Time to leave the equity party?

It might be getting very late but the global equity party appears very much in full swing.

Should I stay or should I go now?

The world economy is in good shape, inflation remains well-behaved and corporate profitability is improving. It's not surprising then that stocks are rising. But how long can the global equity party last?

Our US Equity Bubble Index1, for instance, produced by our multi-asset colleagues suggests the market might be approaching a 'danger zone', implying stock valuations are more a reflection of irrational exhuberance than underlying fundamentals.

FIG 1: Us STocks in bubble Territory?

Pictet Asset Management US Equity Bubble Index

Chart shows Pictet US bubble index is heading towards levels not seen since 2007.
Source: Datastream, Pictet Asset Management, 31.12.17.

How long can the momentum trade continue?

As Figure 2 below shows, the momentum trade (buying best performing stocks) has enjoyed its longest winning streak in 40 years - posting nine consecutive calendar years of gains. This looks unsustainable, particularly as central banks are reining in stimulus and raising rates.

FIG 2: RUNNING OUT OF MOMENTUM?

Annual returns of MSCI World Momentum Index since 1974 in US dollars

chart going back to 1974, shows the MSCI momentum index has been positive each year since 2009
Source: Bloomberg, January 2018
That said, despite the equity bull market looking very mature by these and many measures, we acknowledge it could still continue for a while longer.

Party on, with caution...

We believe that investors who want to remain invested must avoid complacency as any pick-up in volatility in an abrupt manner could throw markets into turmoil.

But how? Investing in just low volatility is, in our view, the equivalent of getting an early taxi home. As Figure 3 below shows, the low beta nature of these stocks means they captured very little of the rally over the past 18 months.

FIG 3: MINimum  VOLatility StOCKs have lagged the recent up-market
chart shows MSCI world minimum vol has outperformed MSCI world by 13% since June 2016
Source: Bloomberg, January 2018
Other strategies to insure portfolios such as long equity market puts (options to sell) or a short position in credit risk are also difficult to time and can become very costly. Gold, meanwhile, is not always a reliable hedge.

So what do you invest in?

We believe one of the most effective strategies is to balance your global equity allocation with stocks that have good participation when markets rise but also demonstrate sufficient resilience on the way down. This way you can stay in the equity party to the end, with less of a risk of a hangover.

Does this sound too good to be true?

We don’t think it is. As Figure 4 shows, since its inception in 2012, Pictet-Global Defensive Equities has offered this combination of resilience in down markets and good participation in up-markets.
FIG 4: An approach for all markets?
Pictet-Global Defensive Equities - beta capture since inception
table showing Pictet Global defensive has beta of 90% in upmarkets and 73% in downmarkets
Source: Pictet Asset Management January 2018. Inception of strategy was 30 November 2012. 

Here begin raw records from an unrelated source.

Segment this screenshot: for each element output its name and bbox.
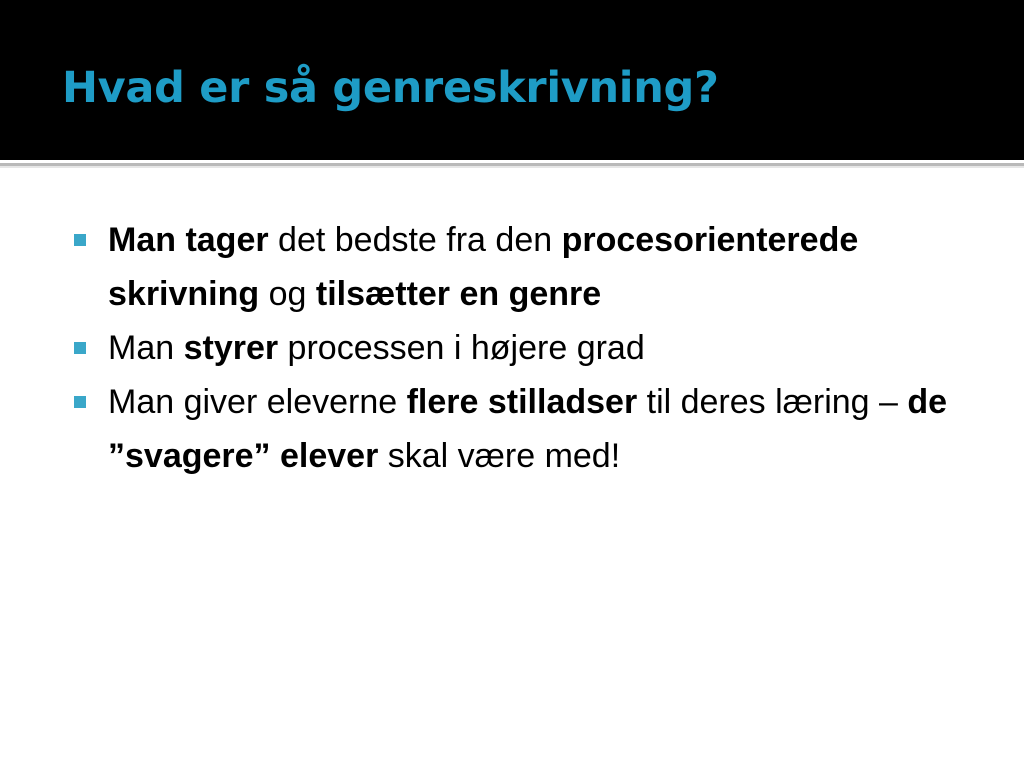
bullet-text: det bedste fra den [268,221,562,259]
bullet-text-bold: procesorienterede skrivning [108,221,859,313]
bullet-text: til deres læring – [637,383,908,421]
bullet-text-bold: de ”svagere” elever [108,383,948,475]
bullet-text: Man [108,329,184,367]
bullet-text: processen i højere grad [278,329,645,367]
bullet-text-bold: flere stilladser [406,383,638,421]
bullet-item [72,375,972,483]
slide-title: Hvad er så genreskrivning? [62,63,719,113]
square-bullet-icon [74,234,86,246]
square-bullet-icon [74,342,86,354]
bullet-item [72,321,972,375]
bullet-text: Man giver eleverne [108,383,407,421]
bullet-text: skal være med! [378,437,621,475]
bullet-list [72,213,972,483]
bullet-text-bold: tilsætter en genre [315,275,602,313]
bullet-text: og [259,275,316,313]
title-band [0,0,1024,160]
square-bullet-icon [74,396,86,408]
bullet-text-bold: styrer [183,329,279,367]
bullet-item [72,213,972,321]
title-divider-shadow-light [0,166,1024,168]
bullet-text-bold: Man tager [108,221,269,259]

What kind of companies do we look for?

Currently, we are focusing on the companies that can take advantage of the strengthening in global growth. Using our proprietary 4P approach we favour businesses whose competitive advantage and underlying pricing power give them the ability to push through price increases (cash compounders), and those with strong cash generation to take advantage of new business growth opportunities (sustainable growers).

Crucially, when deciding whether to invest in these companies we always pay attention to valuations and debt levels. We avoid overcrowded market segments which are likely to be the first to suffer in the event of a trend reversal or companies with too much leverage that may suffer liquidity concerns in a rising rate environment.

Why aren't these stocks more widely sought?

We believe it comes down to persistent behavioural bias in the market of chasing glamour over dependability. Simply put, these conservatively-run companies are not as exciting as many of the pure growth stocks that dominate market headlines during a bull market.

The market chases glamour over dependability. This underpins our defensive approach.

Our investment ideas might not be the life and soul on the dance floor whilst the party is raging. However their more sustainable, dependable nature means you can be sure they will last the distance and perform as they are supposed to, year after year.